Vivimos tiempos de cambio y de reflexión profunda que cuestionan el sentido de nuestra vida. Son tiempos propicios para juzgar la conducta de quienes han dirigido el timón de este país en los últimos lustros pero también para juzgar nuestra propia conducta y condición con el objetivo de descubrir la verdad incómoda y envenenada en la que nos hemos metido. Es alarmante que casi la mitad de los adultos de este país prediquen que no ocurre nada, que las cosas mejorarán por sí solas o que hay que rebelarse contra las alternativas o posibles soluciones. Nadie habla de la dosis de realismo con la que tenemos que vestir nuestra realidad -que nos ha dejado desnudos económicamente- para convertir las circunstancias adversas en oportunidades esperanzadoras. En tiempo de crisis es esencial que todos aportemos soluciones, pero para eso hace falta mucho valor y sacrificio, si queremos acabar con la incertidumbre de provisionalidad de un futuro cuya duración se desconoce. El optimista tiene siempre un proyecto; el pesimista una excusa.
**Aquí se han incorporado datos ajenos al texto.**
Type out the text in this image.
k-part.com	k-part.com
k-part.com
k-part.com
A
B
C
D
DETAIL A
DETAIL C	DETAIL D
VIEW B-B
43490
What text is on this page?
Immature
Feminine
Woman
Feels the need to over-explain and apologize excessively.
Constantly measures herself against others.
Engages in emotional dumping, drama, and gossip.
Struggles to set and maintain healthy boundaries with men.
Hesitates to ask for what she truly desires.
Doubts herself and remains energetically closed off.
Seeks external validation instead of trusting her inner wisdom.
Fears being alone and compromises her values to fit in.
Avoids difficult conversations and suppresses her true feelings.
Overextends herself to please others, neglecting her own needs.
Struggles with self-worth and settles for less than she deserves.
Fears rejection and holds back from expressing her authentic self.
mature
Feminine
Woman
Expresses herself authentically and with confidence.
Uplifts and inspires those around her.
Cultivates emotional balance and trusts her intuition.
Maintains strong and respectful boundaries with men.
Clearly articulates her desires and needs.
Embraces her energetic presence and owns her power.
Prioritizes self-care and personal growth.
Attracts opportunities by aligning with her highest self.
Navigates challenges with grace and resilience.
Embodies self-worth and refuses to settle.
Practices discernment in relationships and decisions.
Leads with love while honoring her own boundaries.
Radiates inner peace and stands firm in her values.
Es curioso que hagamos todo lo contrario de lo que debe esperarse de una sociedad que sufre la amenaza colectiva de seguir cayendo por el precipicio del desempleo y de dejar en manos extranjeras nuestra soberanía económica. Hay signos desestabilizadores que auguran tambores de violencia y rebeldía, de regreso al pasado, de enfrentamientos civiles que buscan dividir España. Ahora que se habla de guerra en muchos lugares del mundo, hay quien no tiene claro que no hay guerras buenas y malas. La guerra es justa cuando responde a una agresión. Si todos hiciéramos el amor y no la guerra, hoy día Hitler sería el dueño del mundo. Víctor Frankl explica en su libro El hombre en busca de sentido sus experiencias como prisionero en los desalmados campos de concentración que le llevó al descubrimiento de la logoterapia. ¡Cuánta vida, talento, inteligencia, conocimiento, ingenio y sueños mueren en los enfrentamientos bélicos!

Nada en el mundo ayuda a sobrevivir, aun en las peores condiciones, como la conciencia de que la vida esconde un sentido. No tengo muy seguro que seamos capaces de vivir e incluso morir por nuestros ideales y valores. Cuando un país pierde la dignidad colectiva como pueblo, es muy fácil caer en la más absoluta vaciedad. Este es un país disparatado que perdió hace tiempo la cordura. Para Frankl, la salud psíquica precisa un cierto grado de tensión interior, la tensión existente entre lo que uno ha logrado y lo que queda por conseguir, o la distancia entre lo que uno es y lo que debería llegar a ser. La realidad es que entre todos nos hemos cargado lo que habíamos logrado como individuos y como sociedad. Pero más grave aún es que no parece que nos demos cuenta de que sin esfuerzo jamás lograremos lo que queda por conseguir. Si no recordamos y aprendemos de las realidades del pasado no saldremos de ésta jamás.

Decía Thomas Jefferson que si desde Washington nos dijeran cuándo sembrar y cuándo recoger la cosecha, pronto nos quedaríamos sin pan. Jefferson fue el tercer presidente de EE UU y autor principal de la Declaración de Independencia de EE UU. El estado intolerable de la deuda pública que han creado quienes han regido las CC AA y el país en estos últimos años nos ha demostrado que aun bajo las mejores formas de gobierno, aquellos encargados del poder -con el tiempo y poco a poco- lo han pervertido en una tiranía. Ahora Berlín quiere ser el Washington europeo y nos ordena podar nuestros árboles en señal de austeridad cuando lo propio sería talar algunos y dejar que el resto siga floreciendo. Como decía un chiste que circula por Internet, no podemos apretarnos el cinturón y bajarnos los pantalones al mismo tiempo. Si talamos todos nuestros árboles, nos quedaremos sin frutos para siempre. Si seguimos por esa línea acabaremos embruteciéndonos moral y mentalmente.

Necesitamos líderes que nos guíen con dignidad por el desierto de los próximos años si queremos evitar la tragedia griega. Necesitamos un nuevo orden social para descubrir el sentido de las cosas. Es hora de frenar el derroche, la corrupción, la ineficiencia, la mediocridad, la demencia social. Y nos haremos preguntas que se han hecho otros países y a las que dieron rápida solución. ¿Qué hacer con el profesor que no enseña, con el investigador que no investiga, con el director que no dirige, con el funcionario ausente, con el liberado sindicalista que cobra sin dar palo al agua, con el trabajador que no trabaja, con el político que derrocha el dinero público y se asigna desmesurados sueldos, o con el empresario que defrauda al Estado? Buen día y hasta luego.